Mari, the adult, learns to stand on her own two feet when she doubts she can do so and struggles through loss and blame. An Ni, a pre-teen, has strength to survive all kinds of pain--both physical and emotional. Part of a street gang, she faces difficulties many of us can barely imagine, and never gives in to defeat. Mei, an even younger girl, despite the trauma she's been through, not only has the strength to carry on, but also to carry the other two emotionally and when An Ni needs help, Mei is there for her and shoulders responsibilities no little girl should.
They are so amazing and each one pulled on my heartstrings. We could all learn something from these heroines.
But something else I loved about this book....let me find the words. Okay, I thought at first from the blurb, that this would be a romance. Most blurbs tell you a little something about the heroine and then a little something about the hero and you know they'll get together in the end and live HEA, right?
I wondered how Ms. Bratt was going to go about this with the heroine being married.
Boy, was I surprised. First of all, it's not a romance. It's a story of amazing friendship--you could even call it life-saving friendship--between two people who have a common goal of doing right by two little girls. They don't know it, but they've been brought together for a reason, and together, they must also learn a few life lessons: don't blame yourself and let go of bitterness.
Through all this: Max's depression, Mari's shocking life changes, An Ni's pain and doubt, and Mei's struggle to keep it all together, we also learn about China and some of its culture--their funeral customs, the government's twisting of facts and manipulation of journalism, the tension foreigners face if they ask too many questions. More than one journalist had been detained or jailed and charged with illegal activity for simply interviewing everyday people.
I appreciate this. I recently watched a dance show called Shen Yun and the performers and their agenda made me aware that there are problems in China today, that it didn't stop with Mao's reign--I credit Ms. Bratt's stories for educating me on that as well.
With this tale taking place in the big city, I saw and felt the tension between the lines--people's reluctance to involve the authorities, the government trying to twist the trafficking facts, silencing Max when they could...
This story also reminded me more than once of all I have and take for granted.
It wasn't easy to watch people going by on their way to protective and loving homes as you scurried into a dark hole somewhere, searching for warmth never to be found.

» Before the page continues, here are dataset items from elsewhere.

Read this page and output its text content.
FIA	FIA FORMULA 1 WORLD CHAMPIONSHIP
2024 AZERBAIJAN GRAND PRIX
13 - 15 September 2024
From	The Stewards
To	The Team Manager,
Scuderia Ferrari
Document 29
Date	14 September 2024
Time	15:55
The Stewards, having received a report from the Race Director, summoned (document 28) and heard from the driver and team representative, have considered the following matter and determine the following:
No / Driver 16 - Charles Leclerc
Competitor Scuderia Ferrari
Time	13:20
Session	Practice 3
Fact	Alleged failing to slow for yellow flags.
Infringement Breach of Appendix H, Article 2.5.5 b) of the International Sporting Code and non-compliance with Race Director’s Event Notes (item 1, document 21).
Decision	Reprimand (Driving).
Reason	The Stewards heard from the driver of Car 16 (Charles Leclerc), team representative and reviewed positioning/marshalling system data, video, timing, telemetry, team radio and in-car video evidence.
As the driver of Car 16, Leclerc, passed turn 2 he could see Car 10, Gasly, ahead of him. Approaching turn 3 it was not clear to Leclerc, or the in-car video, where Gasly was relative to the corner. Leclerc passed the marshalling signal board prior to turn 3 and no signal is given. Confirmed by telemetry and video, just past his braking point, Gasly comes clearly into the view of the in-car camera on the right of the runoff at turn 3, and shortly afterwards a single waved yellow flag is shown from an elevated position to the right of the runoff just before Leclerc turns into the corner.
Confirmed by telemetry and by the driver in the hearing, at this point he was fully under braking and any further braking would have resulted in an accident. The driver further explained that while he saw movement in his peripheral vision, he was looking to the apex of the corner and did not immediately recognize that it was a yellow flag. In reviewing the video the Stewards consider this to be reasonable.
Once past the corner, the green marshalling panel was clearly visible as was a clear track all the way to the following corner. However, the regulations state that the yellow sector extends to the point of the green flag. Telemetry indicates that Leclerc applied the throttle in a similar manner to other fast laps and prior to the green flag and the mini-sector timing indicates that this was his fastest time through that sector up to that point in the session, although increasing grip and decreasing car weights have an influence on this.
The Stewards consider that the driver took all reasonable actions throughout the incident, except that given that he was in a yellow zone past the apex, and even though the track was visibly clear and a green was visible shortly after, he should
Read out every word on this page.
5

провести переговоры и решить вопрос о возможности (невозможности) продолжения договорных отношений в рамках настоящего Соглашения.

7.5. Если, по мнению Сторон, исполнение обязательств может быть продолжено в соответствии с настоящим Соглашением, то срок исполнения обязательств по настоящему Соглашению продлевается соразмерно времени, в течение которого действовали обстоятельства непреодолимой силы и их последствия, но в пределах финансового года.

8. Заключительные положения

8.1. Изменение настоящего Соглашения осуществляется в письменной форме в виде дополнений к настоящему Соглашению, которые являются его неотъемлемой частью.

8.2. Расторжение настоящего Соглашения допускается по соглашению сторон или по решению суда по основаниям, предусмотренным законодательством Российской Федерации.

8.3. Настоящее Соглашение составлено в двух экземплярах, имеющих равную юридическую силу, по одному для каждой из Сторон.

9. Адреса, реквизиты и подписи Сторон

And as odd as this will seem, after reading this, I vow to be a better tourist!
Most of the foreigners she dealt with got frustrated and short tempered when they couldn't be understood or things didn't go their way. She'd seen more than one stomp away, cursing to themselves that they'd ever come to China, reactions usually brought about after they'd become winded while walking along the wall, or when too many souvenir hawkers had pushed them past their limits. What some didn't understand was the difference between selling five postcard packets or none might mean the difference between feeding family that night or going hungry.
I also loved and appreciated the underground tunnel bits. Fascinating!
Long review short: This is probably Ms. Bratt's finest book to date and considering I loved every single one of the Scavenger Daughter stories thus far, that's a compliment. You'll smile, cry, chew your fingernails with worry, and walk away more educated and enlightened than when you first started.
"They do realize, don't they, that they wouldn't be here if not for some little girl that grew up to be their mother?"
I received this from the author in exchange for an honest review.